Eparses: Voyage dans les papiers du ghetto de Varsovie
de Georges Didi-Huberman

critiqué par JPGP, le 21 février 2024
( - 77 ans)


La note:  étoiles
"Pansées" de Georges Didi-Huberman
Afin de se soustraire à l'ambiguïté qui régit tout protocole de représentation qu'il soit iconique ou linguistique, Didi-Huberman, après avoir travaillé sur les seuls photos existantes et de documents sur les fours crématoires (et la polémique que son livre suscita) trouve ici une autre tentative pour parvenir à dire, toucher et atteindre le cœur et la raison - l'inconscient aussi - par le "témoignage" des documents qu'il présente ici.
Didi-Huberman propose le "simple récit-photo » d’un voyage dans les papiers du ghetto de Varsovie. Il apporte sur le corpus d’images inédites réunies clandestinement par Emanuel Ringelblum et ses camarades du groupe Oyneg Shabes entre 1939 et 1943, un premier regard et une première analyse.

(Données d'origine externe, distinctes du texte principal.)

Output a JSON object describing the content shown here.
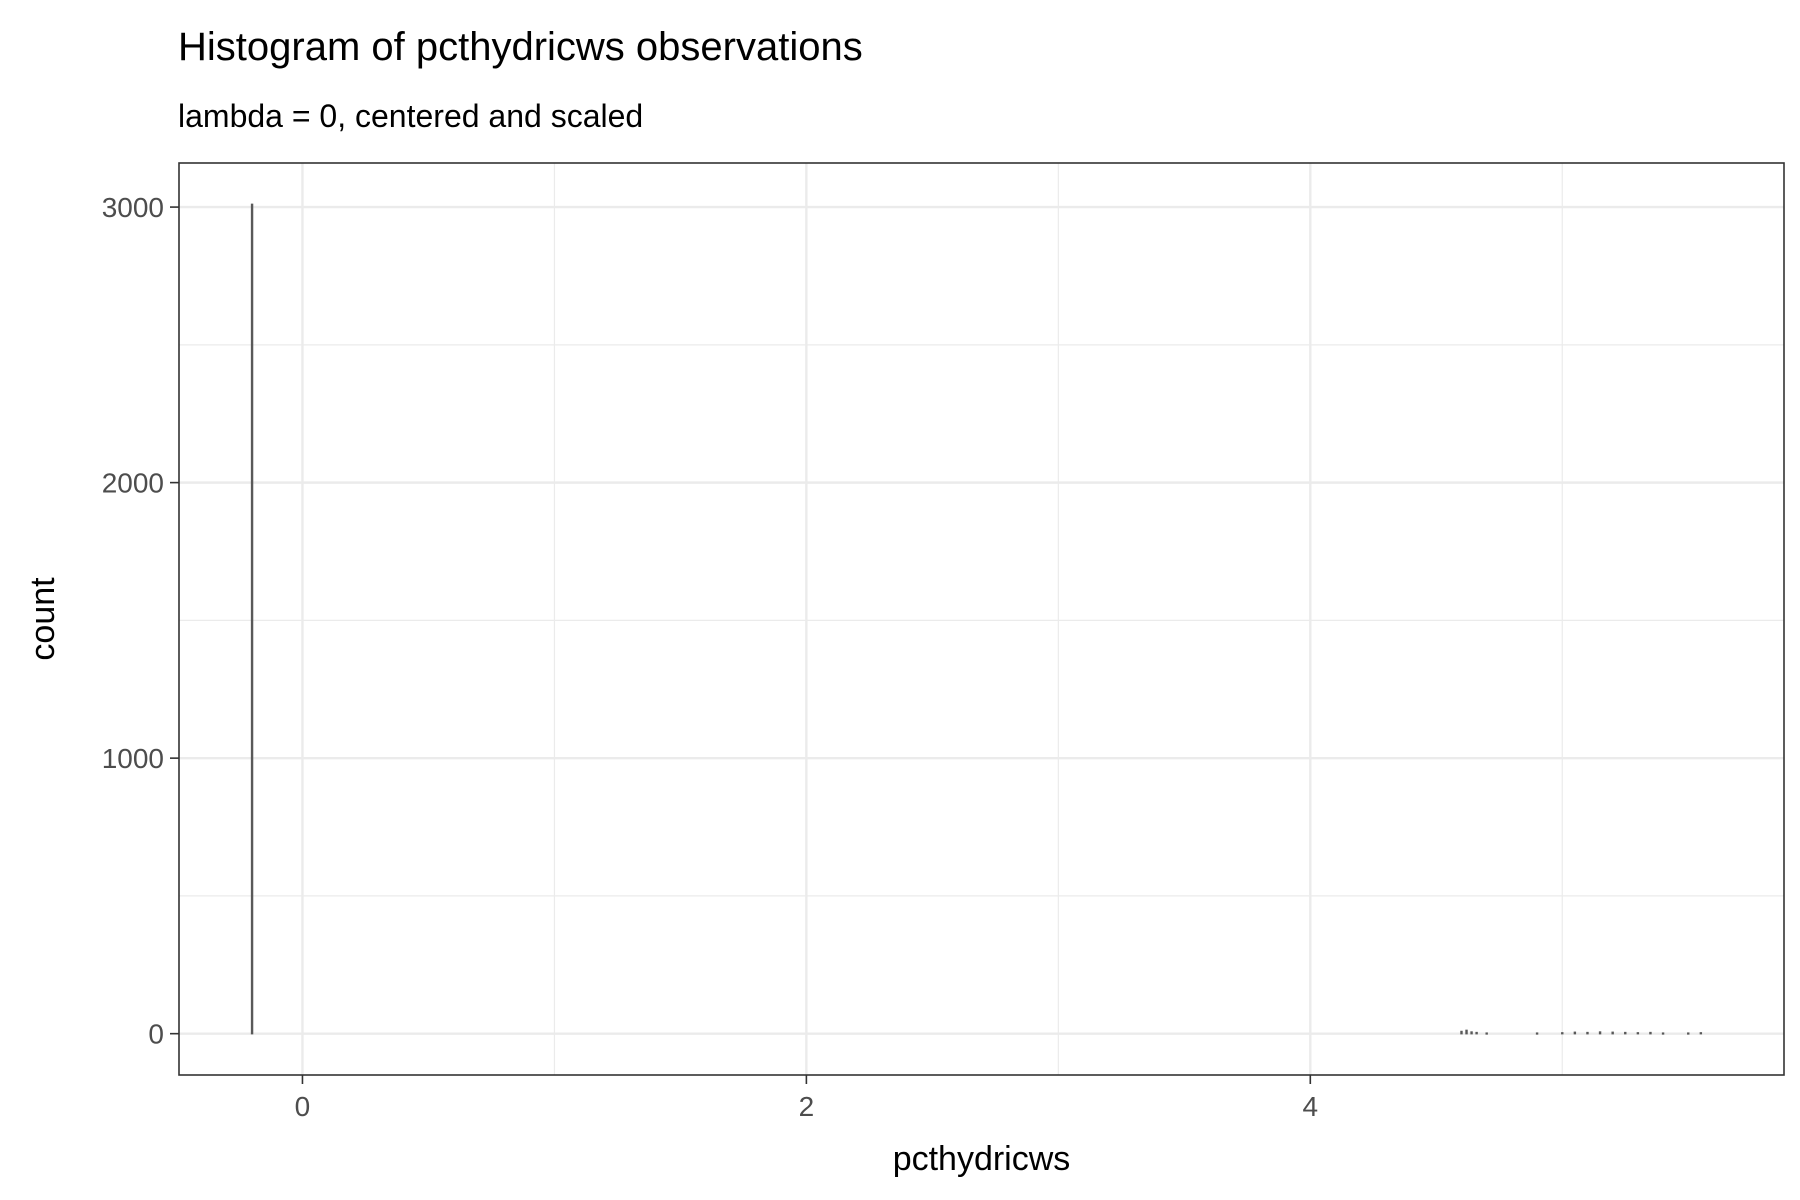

L'auteur revient sur un point majeur et qu'il a déjà soulevé : "une simple image n'est jamais simple". D'autant que celles-ci restent inséparables d’une archive de trente-cinq mille pages de récits, de statistiques, de témoignages, de poèmes, de chansons populaires, de devoirs d’enfants dans les écoles clandestines de lettres jetées depuis les wagons à bestiaux en route vers les camps.
Une nouvelle dois l'auteur s'affronte au désastre. Mais aussi à la survie et dit-il "d’une forme très particulière de l’espérance, dans un enclos où chacun était dos au mur et d’où très peu échappèrent à la mort." Ces images de peu sont des images du tout et de l'innommable. Jusque-là, elles étaient restés muettes et l'auteur interrge comment elles assurent et assument une écriture de l’histoire encore ouverte. Elles prouvent qu'elles ne consolent pas mais deviennent l'inexorable nécessité face aux faux-semblants et aux révisionnismes toujours latents.
Certes en ce corpus rien n'est résolu de nos interrogations - au contraire : mais c'est peut-être là leur force de nous mettre dans l'haleine des condamnés innocents. Et à leur sujet peut se rappeler ce que Didi-Huberman a écrit dans "Génie du non lieu" : "L'image mieux que tout autre chose manifeste probablement cet état de survivance qui n'appartient ni à la vie tout à fait, ni à la mort tout à fait mais à ce genre d'état aussi paradoxal que celui des spectres qui sans relâche mettent du dedans notre mémoire en mouvement". C'est pourquoi il ne faut pas la refuser. L'image permet de penser. Peut être même, comme l'écrit Bernard Stiegler, elle sert de "pansée" dans la mesure où elle n'est pas spéculation mais processus.